Jordan Greenby Jordan Green

When Glenn Chavis and I talk on the phone, the conversation usually veers to some or other inaccuracy in the historical record as it pertains to African Americans in High Point. As often as not, the perpetrator is a lazy reporter.

Probably the most egregious is the fiction that jazz luminaries Nat King Cole, Ella Fitzgerald and Billy Eckstein performed at the club attached to the Kilby Hotel, which collapsed during a storm in 2014 while under a condemnation order from the city of High Point.

It’s nothing more than fanciful speculation, a rumor elevated to gospel through repetition by credulous reporters. Despite Chavis’ tireless efforts to correct the record, it is a myth that refuses to die. The inaccuracy has been dignified with publication as recently as September, when it cropped up in a News & Record article about the loss of another building important to the history of black High Point — First Baptist Church.

Chavis challenged me when I was writing about efforts to save the Kilby in October 2013. Didn’t I think that if such famous entertainers had performed at the club, someone would at least be able to produce a newspaper advertisement, he asked at the time, adding that there’s not one shred of evidence to back up the claim? Chavis did discover through his research that Geechee Robinson & his Band and Hartley Toots & his Orchestra played at the hotel club.
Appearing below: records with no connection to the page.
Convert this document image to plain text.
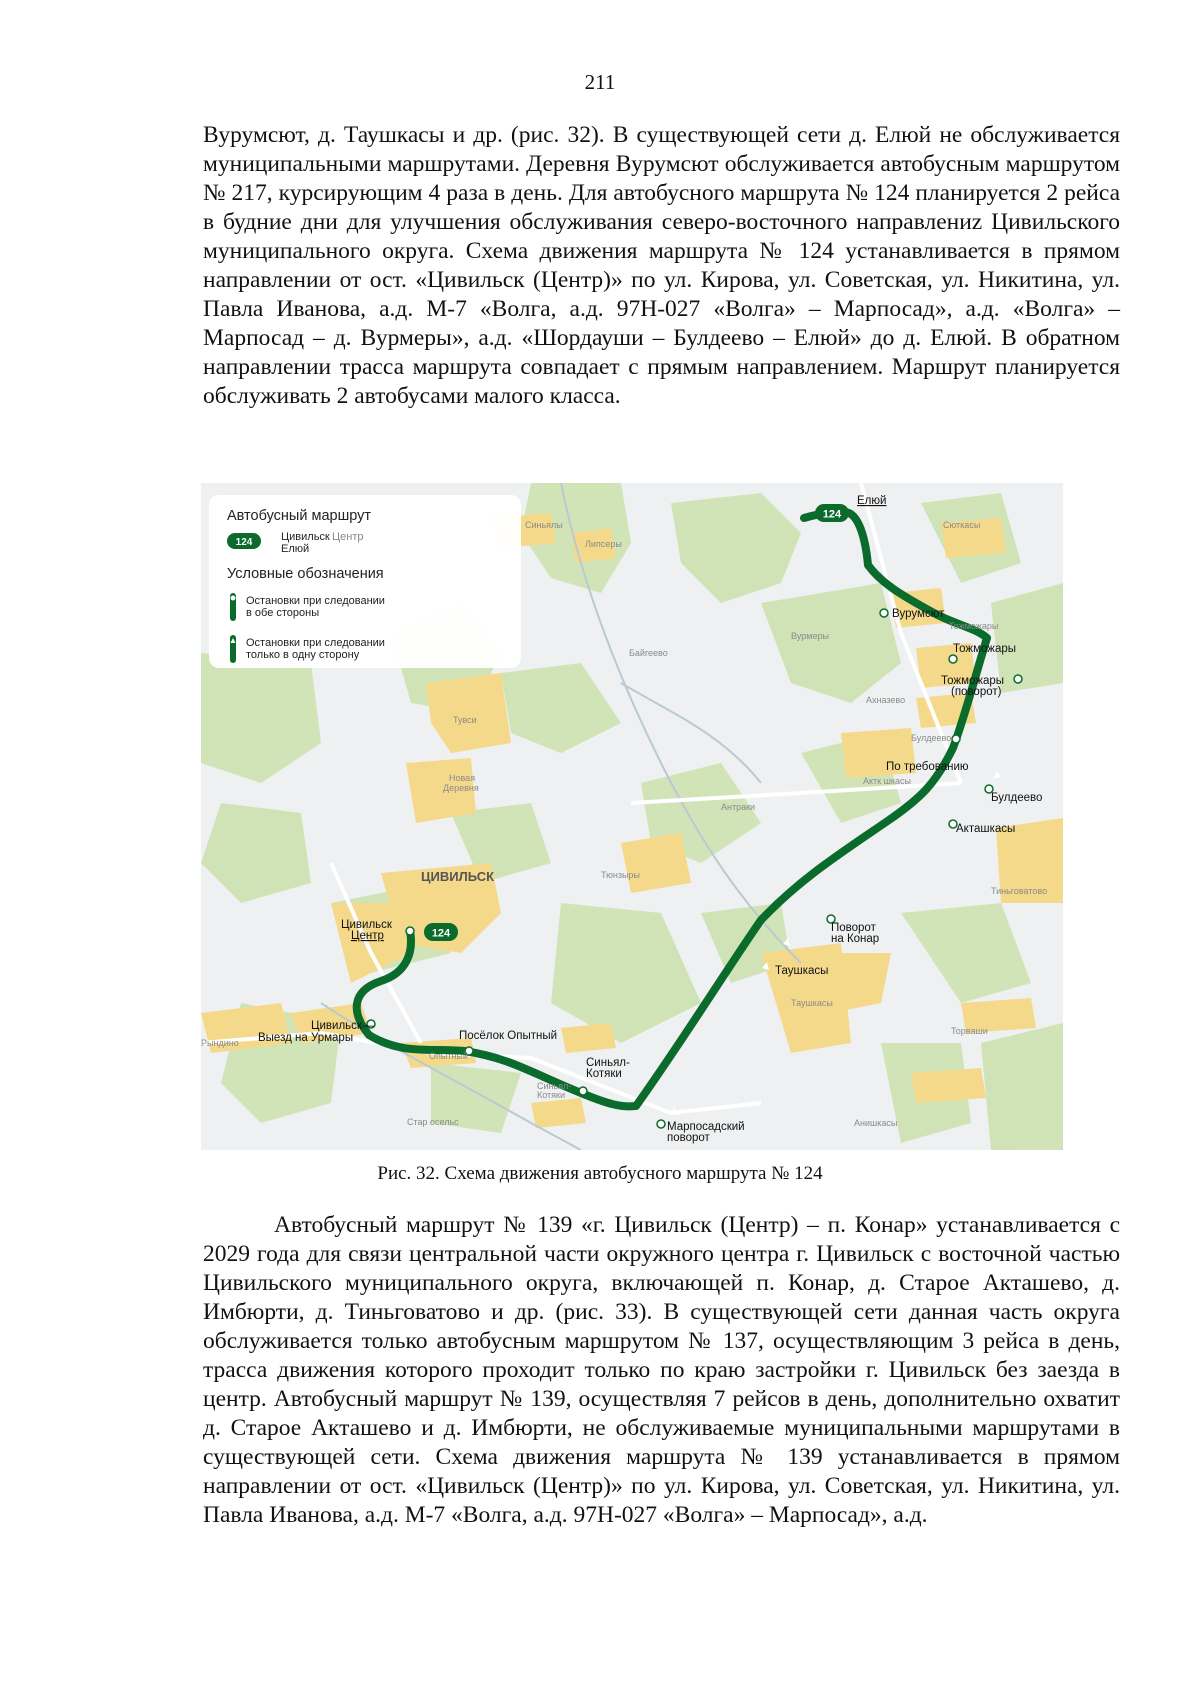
211

Вурумсют, д. Таушкасы и др. (рис. 32). В существующей сети д. Елюй не обслуживается муниципальными маршрутами. Деревня Вурумсют обслуживается автобусным маршрутом № 217, курсирующим 4 раза в день. Для автобусного маршрута № 124 планируется 2 рейса в будние дни для улучшения обслуживания северо-восточного направлениz Цивильского муниципального округа. Схема движения маршрута № 124 устанавливается в прямом направлении от ост. «Цивильск (Центр)» по ул. Кирова, ул. Советская, ул. Никитина, ул. Павла Иванова, а.д. М-7 «Волга, а.д. 97Н-027 «Волга» – Марпосад», а.д. «Волга» – Марпосад – д. Вурмеры», а.д. «Шордауши – Булдеево – Елюй» до д. Елюй. В обратном направлении трасса маршрута совпадает с прямым направлением. Маршрут планируется обслуживать 2 автобусами малого класса.

124
124
Елюй
Вурумсют
Тожможары
Тожможары
(поворот)
По требованию
Булдеево
Акташкасы
Поворот
на Конар
Таушкасы
Марпосадский
поворот
Синьял-
Котяки
Посёлок Опытный
Цивильск—
Выезд на Урмары
Цивильск
Центр
Синьялы
Липсеры
Сюткасы
Тожможары
Вурмеры
Байгеево
Ахназево
Булдеево
Актк шкасы
Тувси
Новая
Деревня
Антраки
Тюнзыры
Тиньговатово
Таушкасы
Торваши
Рындино
Опытный
Синьял-
Котяки
Стар осельс	Анишкасы
ЦИВИЛЬСК
Автобусный маршрут
124	Цивильск Центр
Елюй
Условные обозначения
Остановки при следовании
в обе стороны
Остановки при следовании
только в одну сторону
Рис. 32. Схема движения автобусного маршрута № 124

Автобусный маршрут № 139 «г. Цивильск (Центр) – п. Конар» устанавливается с 2029 года для связи центральной части окружного центра г. Цивильск с восточной частью Цивильского муниципального округа, включающей п. Конар, д. Старое Акташево, д. Имбюрти, д. Тиньговатово и др. (рис. 33). В существующей сети данная часть округа обслуживается только автобусным маршрутом № 137, осуществляющим 3 рейса в день, трасса движения которого проходит только по краю застройки г. Цивильск без заезда в центр. Автобусный маршрут № 139, осуществляя 7 рейсов в день, дополнительно охватит д. Старое Акташево и д. Имбюрти, не обслуживаемые муниципальными маршрутами в существующей сети. Схема движения маршрута № 139 устанавливается в прямом направлении от ост. «Цивильск (Центр)» по ул. Кирова, ул. Советская, ул. Никитина, ул. Павла Иванова, а.д. М-7 «Волга, а.д. 97Н-027 «Волга» – Марпосад», а.д.
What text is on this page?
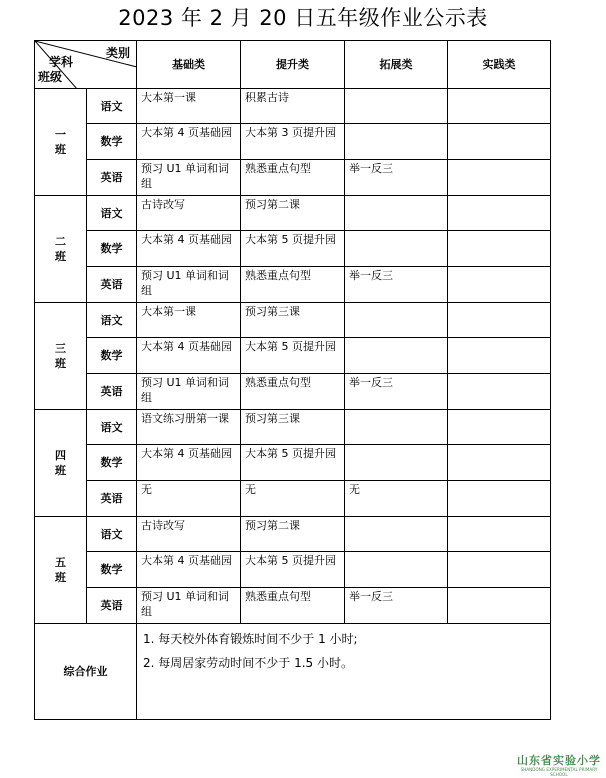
2023 年 2 月 20 日五年级作业公示表
类别
学科
班级		基础类	提升类	拓展类	实践类

一
班	语文	大本第一课	积累古诗		
	数学	大本第 4 页基础园	大本第 3 页提升园		
	英语	预习 U1 单词和词组	熟悉重点句型	举一反三	

二
班	语文	古诗改写	预习第二课		
	数学	大本第 4 页基础园	大本第 5 页提升园		
	英语	预习 U1 单词和词组	熟悉重点句型	举一反三	

三
班	语文	大本第一课	预习第三课		
	数学	大本第 4 页基础园	大本第 5 页提升园		
	英语	预习 U1 单词和词组	熟悉重点句型	举一反三	

四
班	语文	语文练习册第一课	预习第三课		
	数学	大本第 4 页基础园	大本第 5 页提升园		
	英语	无	无	无	

五
班	语文	古诗改写	预习第二课		
	数学	大本第 4 页基础园	大本第 5 页提升园		
	英语	预习 U1 单词和词组	熟悉重点句型	举一反三	
综合作业		1. 每天校外体育锻炼时间不少于 1 小时;
2. 每周居家劳动时间不少于 1.5 小时。			
山东省实验小学
SHANDONG EXPERIMENTAL PRIMARY SCHOOL
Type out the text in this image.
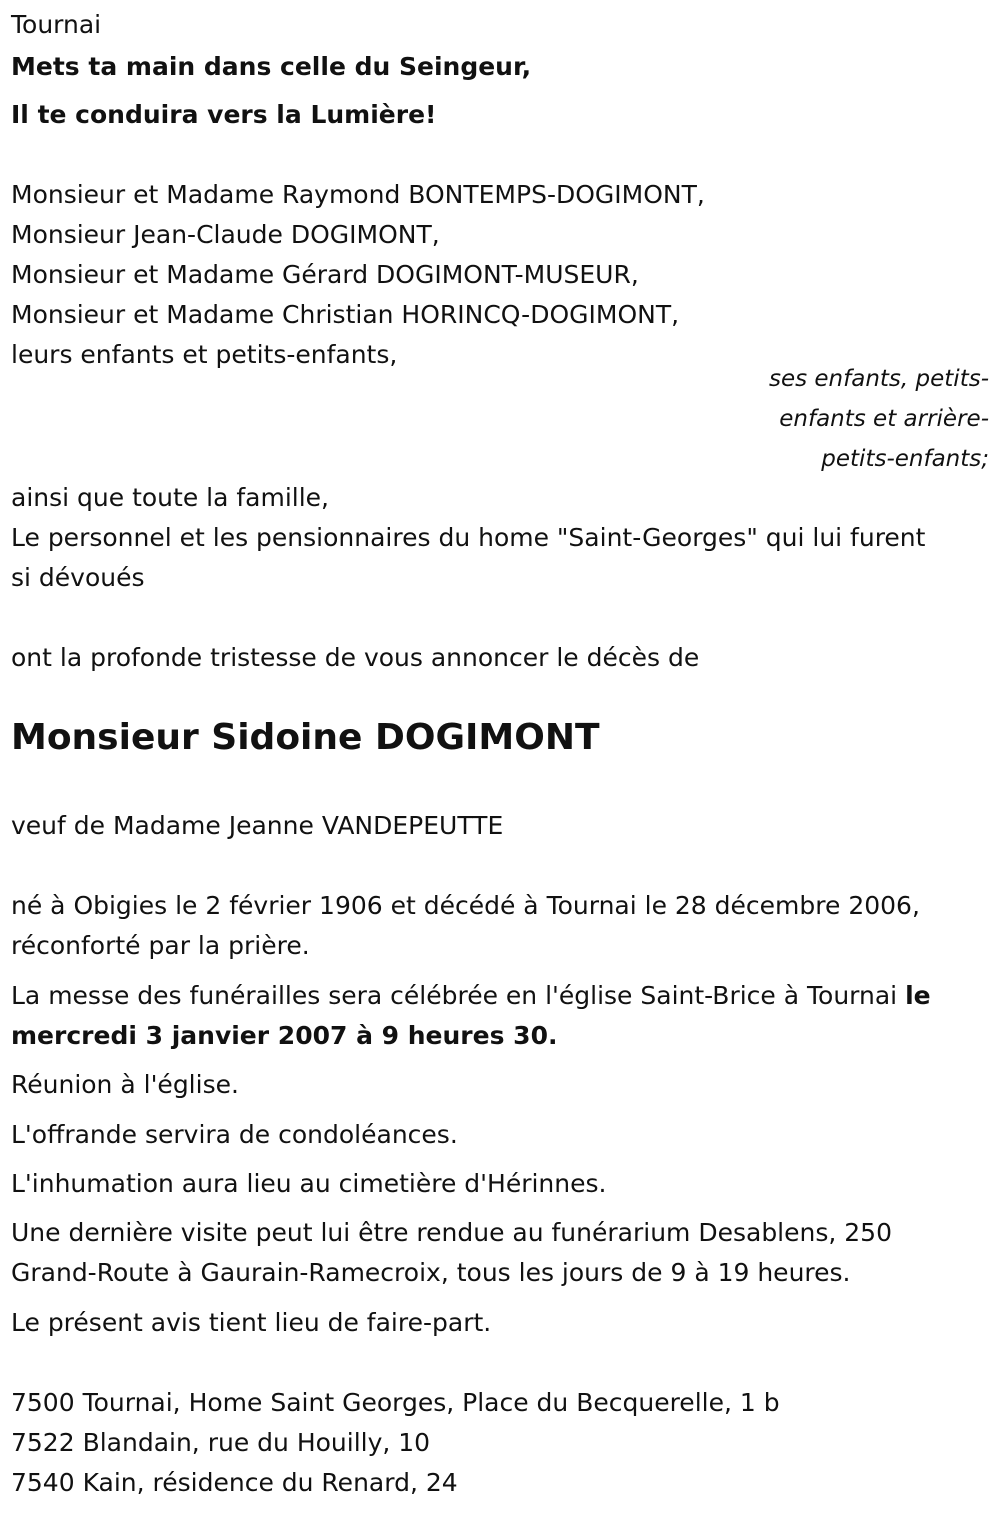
Tournai
Mets ta main dans celle du Seingeur,
Il te conduira vers la Lumière!
Monsieur et Madame Raymond BONTEMPS-DOGIMONT,
Monsieur Jean-Claude DOGIMONT,
Monsieur et Madame Gérard DOGIMONT-MUSEUR,
Monsieur et Madame Christian HORINCQ-DOGIMONT,
leurs enfants et petits-enfants,
ses enfants, petits-
enfants et arrière-
petits-enfants;
ainsi que toute la famille,
Le personnel et les pensionnaires du home "Saint-Georges" qui lui furent
si dévoués
ont la profonde tristesse de vous annoncer le décès de
Monsieur Sidoine DOGIMONT
veuf de Madame Jeanne VANDEPEUTTE
né à Obigies le 2 février 1906 et décédé à Tournai le 28 décembre 2006,
réconforté par la prière.
La messe des funérailles sera célébrée en l'église Saint-Brice à Tournai le
mercredi 3 janvier 2007 à 9 heures 30.
Réunion à l'église.
L'offrande servira de condoléances.
L'inhumation aura lieu au cimetière d'Hérinnes.
Une dernière visite peut lui être rendue au funérarium Desablens, 250
Grand-Route à Gaurain-Ramecroix, tous les jours de 9 à 19 heures.
Le présent avis tient lieu de faire-part.
7500 Tournai, Home Saint Georges, Place du Becquerelle, 1 b
7522 Blandain, rue du Houilly, 10
7540 Kain, résidence du Renard, 24
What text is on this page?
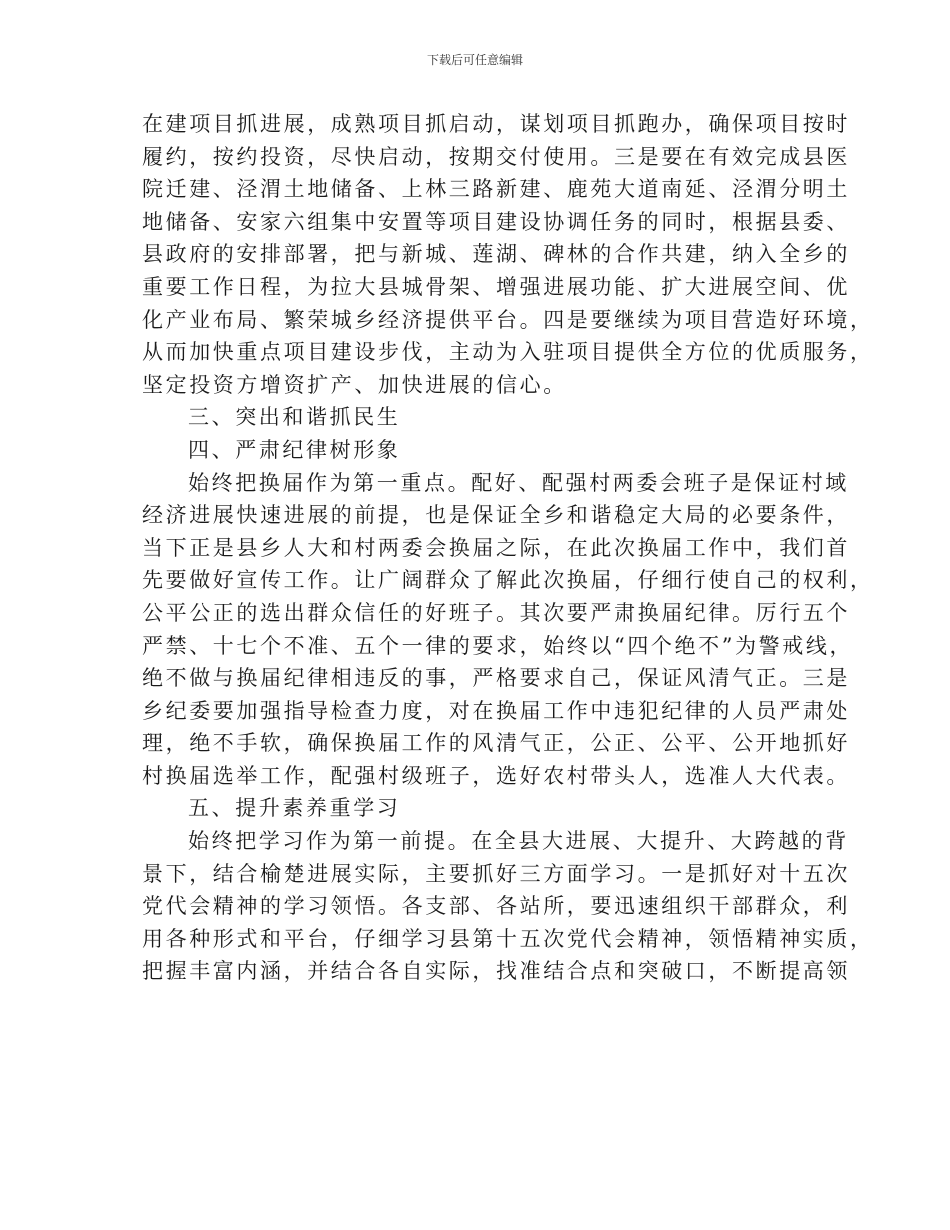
下载后可任意编辑
在建项目抓进展，成熟项目抓启动，谋划项目抓跑办，确保项目按时
履约，按约投资，尽快启动，按期交付使用。三是要在有效完成县医
院迁建、泾渭土地储备、上林三路新建、鹿苑大道南延、泾渭分明土
地储备、安家六组集中安置等项目建设协调任务的同时，根据县委、
县政府的安排部署，把与新城、莲湖、碑林的合作共建，纳入全乡的
重要工作日程，为拉大县城骨架、增强进展功能、扩大进展空间、优
化产业布局、繁荣城乡经济提供平台。四是要继续为项目营造好环境，
从而加快重点项目建设步伐，主动为入驻项目提供全方位的优质服务，
坚定投资方增资扩产、加快进展的信心。
三、突出和谐抓民生
四、严肃纪律树形象
始终把换届作为第一重点。配好、配强村两委会班子是保证村域
经济进展快速进展的前提，也是保证全乡和谐稳定大局的必要条件，
当下正是县乡人大和村两委会换届之际，在此次换届工作中，我们首
先要做好宣传工作。让广阔群众了解此次换届，仔细行使自己的权利，
公平公正的选出群众信任的好班子。其次要严肃换届纪律。厉行五个
严禁、十七个不准、五个一律的要求，始终以“四个绝不”为警戒线，
绝不做与换届纪律相违反的事，严格要求自己，保证风清气正。三是
乡纪委要加强指导检查力度，对在换届工作中违犯纪律的人员严肃处
理，绝不手软，确保换届工作的风清气正，公正、公平、公开地抓好
村换届选举工作，配强村级班子，选好农村带头人，选准人大代表。
五、提升素养重学习
始终把学习作为第一前提。在全县大进展、大提升、大跨越的背
景下，结合榆楚进展实际，主要抓好三方面学习。一是抓好对十五次
党代会精神的学习领悟。各支部、各站所，要迅速组织干部群众，利
用各种形式和平台，仔细学习县第十五次党代会精神，领悟精神实质，
把握丰富内涵，并结合各自实际，找准结合点和突破口，不断提高领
Now, that sounds like a story.

A High Point native who went to work as a fingerprint technician for the FBI after graduating with a bachelor’s in English from Johnson C. Smith University in Charlotte, Chavis brought a forensic approach to history when he took up the avocation after retiring from Abbott Laboratories in 2000. His historical research is comprehensive with an emphasis on the many strands of human endeavors that have shaped the black community in High Point, as opposed to a series of highlights on great men and women. The result of that work was Our Roots, Our Branches, Our Fruit, High Point’s Black History… 1859-1960, published in 2010. Chavis has written that his mission is “to find, document, and make known the history and contributions of High Point’s African-American community that has been long overlooked.”

Over the weekend, I picked up a copy of his most recent volume that he left for me at the Heritage Research Center at the High Point Public Library.Similar in format to the first volume but with a focus on education, the title of the book is Our Roots, Our Branches, Our Fruit, Black Schools of High Point & Surrounding Area… 1868-1968. The story begins with the founding of one or more freedmen’s schools — the historical record is unclear on the exact number — after the Civil War and ends with the closing of William Penn High School when public schools across the state finally desegregated.

For someone looking for a reference to an ancestor who taught at or attended one of the freedmen schools, High Point Normal & Industrial Institute, William Penn High School or Fairview School, the granular detail of this book, including rosters of names and details of commencement exercises, will be invaluable.

Beyond any personal connection readers may have with the teachers and students, stray details provide an experiential texture of black education in High Point. For example, the commencement program for High Point Normal & Industrial Institute in May 1901 included a talk by Nathan R. Roberts on the topic of “Agriculture as a Base” and vocal solo of “The Amorous Gold Fish” by Nettie L. Brown. The following year, according to Chavis’ research, Gov. Charles B. Aycock and Charles McIver, the president of what is now UNCG, visited the school. That Aycock was both an architect of white supremacy and a champion of public education goes unremarked in Chavis’ account.

He’s less sparing in discussing educational discrimination by the city of High Point. Drawing from city council minutes, Chavis reports that city council voted in 1915 to pay teachers at High Point Colored School $12.50 to $15 per month, while Principal Ossie Davis received $5. Yes, you read that right: $5 per month.

In contrast, teachers at four white schools received salaries ranging from $45 to $55 per month while their principals earned from $70 to $150. With supplemental pay from the Society of Friends of New York, the black teachers still received only $25-$27.50 per month, with Principal Davis earning $30 per month — less than half of what their white counterparts earned.

“To add insult to injury,” Chavis writes, the city council “even contracted to pay an allowance of $5 per month to cover a janitor’s salary. It is hard to fathom that sworn officials would place the same value on the education of High Point’s black youth at the same level of someone hired to clean the school. This showed a total disrespect for educated blacks that were trying to help educate a people that had been denied what their hard-earned tax dollars entitled them to receive — an education.”